Covid-19 : lutte à mort entre monde d'avant et monde d'après

Derrière les discours qu'on entend sur "le monde d'après" (les "plus rien ne sera comme avant", "plus jamais ça !") il y a différents niveaux de remise en question du “monde d’avant”. On se doute bien que des choses vont changer, mais la question est : aura-t-on un progrès ou une régression ?

Chez ceux qui veulent un “monde d’après” radicalement différent, on distingue deux démarches : dans la première, la crise, qui bouleverse nos habitudes, est l'occasion d'une remise en question élargie. Tels les personnages du film de Jacques Doillon, L’an 01, nous entreprendrions alors de remettre à plat l’organisation de notre société.

La tentation est grande de profiter de cette période exceptionnelle pour pousser des idées progressistes dans l’espace public. Mais le risque est de produire un discours ambitieux mais inaudible pour l’opinion publique.

Un autre écueil serait de tomber dans l’attitude idéaliste dont une figure typique est celle de l'intellectuel médiatique qui se lance dans de grandes envolées : "on vit une rupture radicale, rien ne sera plus jamais comme avant !", “désormais on voit les invisibles de notre société !”, "on ne peut plus aller au théâtre mais on peut observer les pigeons depuis son balcon : c'est formidable de se recentrer sur les choses simples !", oubliant qu’il y des gens pour qui la crise est la continuité, voire l’aggravation de ce qu'ils vivaient auparavant au travail, dans leur logement, dans leurs rapports avec la police. Parce qu'elle est aveugle à ces réalités, cette pensée hors-sol est incapable de se donner les moyens concrets et politiques de faire advenir ce fameux “monde d'après”.

Pour la seconde démarche, la crise elle-même est l'événement sur lequel on se concentre et dont on cherche les causes et les facteurs aggravants. On cherchera alors spécifiquement ce qu’elle révèle de défaillant, de problématique, d'injuste. En somme, la crise serait comme le négatif photographique de ce qu’il faut changer. Dans cette perspective, penser le monde d'après, c'est tirer directement les leçons de l'épisode pandémique. Il faudra mettre en évidence ses causes et montrer le rôle néfaste du système social, économique et politique qu'on veut dénoncer et transformer.

Pour ce faire, il faut montrer les rapports qu’il y a entre un phénomène apparemment naturel comme l’émergence d’un virus et les systèmes humains. Selon la manière d’envisager ces rapports, se distribueront et s’opposeront les différents discours politiques autour du "monde d'après".

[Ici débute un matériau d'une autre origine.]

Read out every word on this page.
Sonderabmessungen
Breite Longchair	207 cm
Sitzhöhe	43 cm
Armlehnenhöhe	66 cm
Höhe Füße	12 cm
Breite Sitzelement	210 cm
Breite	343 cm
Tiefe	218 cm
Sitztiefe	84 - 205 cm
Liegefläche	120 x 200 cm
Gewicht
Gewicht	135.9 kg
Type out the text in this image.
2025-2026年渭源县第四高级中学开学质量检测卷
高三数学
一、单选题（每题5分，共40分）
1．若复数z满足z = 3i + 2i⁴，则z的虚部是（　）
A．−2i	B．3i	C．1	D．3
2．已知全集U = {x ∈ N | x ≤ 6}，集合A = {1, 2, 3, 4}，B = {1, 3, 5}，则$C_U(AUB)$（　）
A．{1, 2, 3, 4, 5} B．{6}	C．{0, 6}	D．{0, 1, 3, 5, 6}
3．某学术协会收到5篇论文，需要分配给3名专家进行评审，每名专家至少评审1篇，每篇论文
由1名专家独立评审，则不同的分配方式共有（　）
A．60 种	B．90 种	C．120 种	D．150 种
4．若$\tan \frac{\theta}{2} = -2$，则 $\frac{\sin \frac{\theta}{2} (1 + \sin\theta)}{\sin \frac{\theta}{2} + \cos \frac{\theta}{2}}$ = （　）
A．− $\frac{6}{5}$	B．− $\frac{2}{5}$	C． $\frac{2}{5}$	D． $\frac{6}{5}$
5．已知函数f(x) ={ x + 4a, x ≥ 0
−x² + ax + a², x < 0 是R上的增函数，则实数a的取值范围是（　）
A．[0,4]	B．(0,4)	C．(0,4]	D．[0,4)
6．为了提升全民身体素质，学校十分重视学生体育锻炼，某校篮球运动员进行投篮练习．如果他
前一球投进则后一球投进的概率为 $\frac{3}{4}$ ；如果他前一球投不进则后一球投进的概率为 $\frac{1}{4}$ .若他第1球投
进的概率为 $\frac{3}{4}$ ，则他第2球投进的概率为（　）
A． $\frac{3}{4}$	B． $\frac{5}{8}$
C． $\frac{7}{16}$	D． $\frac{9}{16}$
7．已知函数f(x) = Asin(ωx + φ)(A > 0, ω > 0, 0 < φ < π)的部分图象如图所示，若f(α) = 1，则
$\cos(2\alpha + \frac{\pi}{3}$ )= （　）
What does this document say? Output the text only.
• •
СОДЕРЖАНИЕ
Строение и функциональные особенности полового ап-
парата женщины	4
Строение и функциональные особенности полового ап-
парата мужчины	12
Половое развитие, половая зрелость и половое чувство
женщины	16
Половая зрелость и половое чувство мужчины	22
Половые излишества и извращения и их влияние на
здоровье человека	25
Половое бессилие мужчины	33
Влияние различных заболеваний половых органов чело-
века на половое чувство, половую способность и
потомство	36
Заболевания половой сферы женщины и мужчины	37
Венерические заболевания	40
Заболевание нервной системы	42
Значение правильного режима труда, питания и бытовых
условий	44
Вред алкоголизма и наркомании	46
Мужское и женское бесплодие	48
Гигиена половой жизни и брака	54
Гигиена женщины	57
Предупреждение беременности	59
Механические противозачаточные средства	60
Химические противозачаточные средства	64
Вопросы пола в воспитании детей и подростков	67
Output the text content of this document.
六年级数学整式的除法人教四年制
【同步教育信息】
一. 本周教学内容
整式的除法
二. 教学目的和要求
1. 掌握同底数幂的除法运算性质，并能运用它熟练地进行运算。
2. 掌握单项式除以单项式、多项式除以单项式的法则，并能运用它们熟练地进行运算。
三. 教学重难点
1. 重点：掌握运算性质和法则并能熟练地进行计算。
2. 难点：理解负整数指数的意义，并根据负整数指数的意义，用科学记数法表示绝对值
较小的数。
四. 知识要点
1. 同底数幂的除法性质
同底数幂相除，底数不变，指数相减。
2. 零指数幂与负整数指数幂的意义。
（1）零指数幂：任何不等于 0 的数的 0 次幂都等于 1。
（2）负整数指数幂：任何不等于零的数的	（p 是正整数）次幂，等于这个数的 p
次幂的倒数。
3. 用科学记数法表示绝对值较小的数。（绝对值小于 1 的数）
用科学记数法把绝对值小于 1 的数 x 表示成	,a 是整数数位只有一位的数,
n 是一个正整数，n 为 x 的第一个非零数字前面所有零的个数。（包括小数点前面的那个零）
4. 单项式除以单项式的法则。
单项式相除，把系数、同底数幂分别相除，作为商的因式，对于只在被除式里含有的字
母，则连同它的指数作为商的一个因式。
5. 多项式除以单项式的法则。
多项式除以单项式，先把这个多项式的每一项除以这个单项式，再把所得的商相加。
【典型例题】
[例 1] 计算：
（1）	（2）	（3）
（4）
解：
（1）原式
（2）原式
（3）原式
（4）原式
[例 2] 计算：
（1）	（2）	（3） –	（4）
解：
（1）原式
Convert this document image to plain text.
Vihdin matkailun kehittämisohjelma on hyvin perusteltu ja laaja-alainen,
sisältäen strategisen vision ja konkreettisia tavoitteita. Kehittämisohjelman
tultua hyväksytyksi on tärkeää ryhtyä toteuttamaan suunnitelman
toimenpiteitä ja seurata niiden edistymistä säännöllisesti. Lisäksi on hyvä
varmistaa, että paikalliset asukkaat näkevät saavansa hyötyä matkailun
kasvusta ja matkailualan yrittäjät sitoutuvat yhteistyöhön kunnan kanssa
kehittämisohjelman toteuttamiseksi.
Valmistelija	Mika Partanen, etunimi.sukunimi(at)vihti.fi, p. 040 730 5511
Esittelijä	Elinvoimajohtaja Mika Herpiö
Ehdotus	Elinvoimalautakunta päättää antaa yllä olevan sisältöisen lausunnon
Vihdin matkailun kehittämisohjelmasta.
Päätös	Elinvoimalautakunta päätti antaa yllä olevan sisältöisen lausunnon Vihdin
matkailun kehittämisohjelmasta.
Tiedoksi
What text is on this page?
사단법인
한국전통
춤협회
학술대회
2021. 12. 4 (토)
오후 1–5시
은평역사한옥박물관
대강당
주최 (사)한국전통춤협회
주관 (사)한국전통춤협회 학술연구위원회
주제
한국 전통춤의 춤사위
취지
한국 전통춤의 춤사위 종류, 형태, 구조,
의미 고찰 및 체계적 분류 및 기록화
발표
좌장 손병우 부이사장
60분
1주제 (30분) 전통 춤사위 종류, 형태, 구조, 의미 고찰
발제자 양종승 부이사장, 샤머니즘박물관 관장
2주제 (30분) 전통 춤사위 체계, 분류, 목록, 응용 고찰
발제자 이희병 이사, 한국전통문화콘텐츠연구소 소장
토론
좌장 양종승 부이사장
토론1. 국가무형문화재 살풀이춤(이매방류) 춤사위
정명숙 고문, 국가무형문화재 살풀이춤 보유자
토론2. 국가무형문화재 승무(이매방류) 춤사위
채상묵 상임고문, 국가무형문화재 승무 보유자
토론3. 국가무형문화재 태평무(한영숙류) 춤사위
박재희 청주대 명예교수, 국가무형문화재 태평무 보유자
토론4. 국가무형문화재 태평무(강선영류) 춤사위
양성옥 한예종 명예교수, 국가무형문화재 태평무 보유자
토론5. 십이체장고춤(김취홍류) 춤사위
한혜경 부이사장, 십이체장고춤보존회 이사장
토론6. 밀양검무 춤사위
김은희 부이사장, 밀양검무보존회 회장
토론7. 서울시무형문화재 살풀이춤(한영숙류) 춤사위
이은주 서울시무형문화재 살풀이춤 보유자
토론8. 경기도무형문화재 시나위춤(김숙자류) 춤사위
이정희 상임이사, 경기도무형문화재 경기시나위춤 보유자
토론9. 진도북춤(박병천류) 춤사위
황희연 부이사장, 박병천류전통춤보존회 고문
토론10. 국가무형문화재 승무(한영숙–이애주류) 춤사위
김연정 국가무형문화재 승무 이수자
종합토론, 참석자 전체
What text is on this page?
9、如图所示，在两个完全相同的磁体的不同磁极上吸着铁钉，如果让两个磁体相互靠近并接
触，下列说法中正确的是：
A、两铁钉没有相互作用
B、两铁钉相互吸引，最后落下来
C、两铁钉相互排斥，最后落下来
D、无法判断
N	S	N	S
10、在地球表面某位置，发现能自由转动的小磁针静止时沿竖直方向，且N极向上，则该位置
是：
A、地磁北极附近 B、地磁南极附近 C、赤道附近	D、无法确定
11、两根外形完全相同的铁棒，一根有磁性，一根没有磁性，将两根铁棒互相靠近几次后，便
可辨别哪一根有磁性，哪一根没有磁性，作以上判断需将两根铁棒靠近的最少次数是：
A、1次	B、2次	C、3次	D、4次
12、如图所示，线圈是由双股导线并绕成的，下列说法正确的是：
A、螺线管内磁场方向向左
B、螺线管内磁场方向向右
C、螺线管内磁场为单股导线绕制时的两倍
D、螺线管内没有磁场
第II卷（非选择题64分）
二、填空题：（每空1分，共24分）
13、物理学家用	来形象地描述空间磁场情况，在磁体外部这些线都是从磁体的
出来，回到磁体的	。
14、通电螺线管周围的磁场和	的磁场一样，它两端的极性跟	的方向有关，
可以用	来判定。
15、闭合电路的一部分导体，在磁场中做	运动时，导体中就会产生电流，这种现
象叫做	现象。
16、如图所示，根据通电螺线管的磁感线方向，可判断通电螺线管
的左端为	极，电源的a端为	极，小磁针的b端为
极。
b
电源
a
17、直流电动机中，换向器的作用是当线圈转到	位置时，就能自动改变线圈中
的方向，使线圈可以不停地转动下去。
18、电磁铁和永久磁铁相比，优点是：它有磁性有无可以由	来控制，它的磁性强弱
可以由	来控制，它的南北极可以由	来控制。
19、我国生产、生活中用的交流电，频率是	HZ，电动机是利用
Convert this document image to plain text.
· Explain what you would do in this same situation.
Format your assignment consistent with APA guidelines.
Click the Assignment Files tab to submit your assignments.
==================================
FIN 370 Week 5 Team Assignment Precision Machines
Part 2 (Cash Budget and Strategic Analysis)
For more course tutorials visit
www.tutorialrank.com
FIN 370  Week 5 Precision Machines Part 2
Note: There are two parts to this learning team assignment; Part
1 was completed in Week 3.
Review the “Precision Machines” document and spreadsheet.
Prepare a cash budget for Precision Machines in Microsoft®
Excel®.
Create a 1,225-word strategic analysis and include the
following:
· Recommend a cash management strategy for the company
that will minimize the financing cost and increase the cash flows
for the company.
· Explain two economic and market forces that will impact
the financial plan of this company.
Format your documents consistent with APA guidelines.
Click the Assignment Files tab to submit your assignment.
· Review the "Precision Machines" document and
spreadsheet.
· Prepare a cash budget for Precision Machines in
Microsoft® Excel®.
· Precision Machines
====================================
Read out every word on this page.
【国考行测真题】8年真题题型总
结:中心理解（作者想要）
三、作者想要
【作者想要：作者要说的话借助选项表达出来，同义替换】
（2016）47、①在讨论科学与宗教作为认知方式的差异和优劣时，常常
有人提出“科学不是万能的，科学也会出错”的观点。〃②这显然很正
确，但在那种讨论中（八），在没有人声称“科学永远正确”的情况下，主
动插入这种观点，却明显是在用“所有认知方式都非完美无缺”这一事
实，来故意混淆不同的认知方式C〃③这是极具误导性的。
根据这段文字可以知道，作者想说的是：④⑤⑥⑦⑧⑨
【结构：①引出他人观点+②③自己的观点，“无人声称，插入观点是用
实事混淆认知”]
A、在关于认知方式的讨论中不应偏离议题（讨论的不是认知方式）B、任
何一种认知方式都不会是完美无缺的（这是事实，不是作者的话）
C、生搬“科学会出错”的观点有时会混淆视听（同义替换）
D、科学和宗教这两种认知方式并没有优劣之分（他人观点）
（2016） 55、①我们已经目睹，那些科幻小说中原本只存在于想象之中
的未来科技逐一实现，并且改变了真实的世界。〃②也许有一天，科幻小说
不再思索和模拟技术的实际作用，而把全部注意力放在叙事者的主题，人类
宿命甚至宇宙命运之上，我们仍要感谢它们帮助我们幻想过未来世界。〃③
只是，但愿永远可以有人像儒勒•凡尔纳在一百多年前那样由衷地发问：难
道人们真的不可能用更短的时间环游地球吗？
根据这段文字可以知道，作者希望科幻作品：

Lors d’une catastrophe ou d’un sinistre, l’espace public va en effet être saturé de récits causaux cherchant à établir l’éventuelle responsabilité d’individus, groupes, ou institutions. On assiste alors à des “luttes d’imputation”.

On a d'abord les partisans du business as usual, ceux qui ne veulent rien changer, et refusent d’interroger les choix politiques qui ont été faits. Ils tiennent le discours de la naturalisation : "c'était imprévisible, c'est la nature donc on n'y peut rien”, et celui de la minimisation : “ce n’est pas si grave, on ne va pas arrêter la machine économique pour quelques morts". Cette position conservatrice est d'autant plus dangereuse qu'elle se cache derrière un discours qui feint le changement, une version hypocrite du “plus jamais ça”. La référence en la matière sont les discours de N. Sarkozy - la main sur le coeur – au moment de la crise financière de 2008-2009.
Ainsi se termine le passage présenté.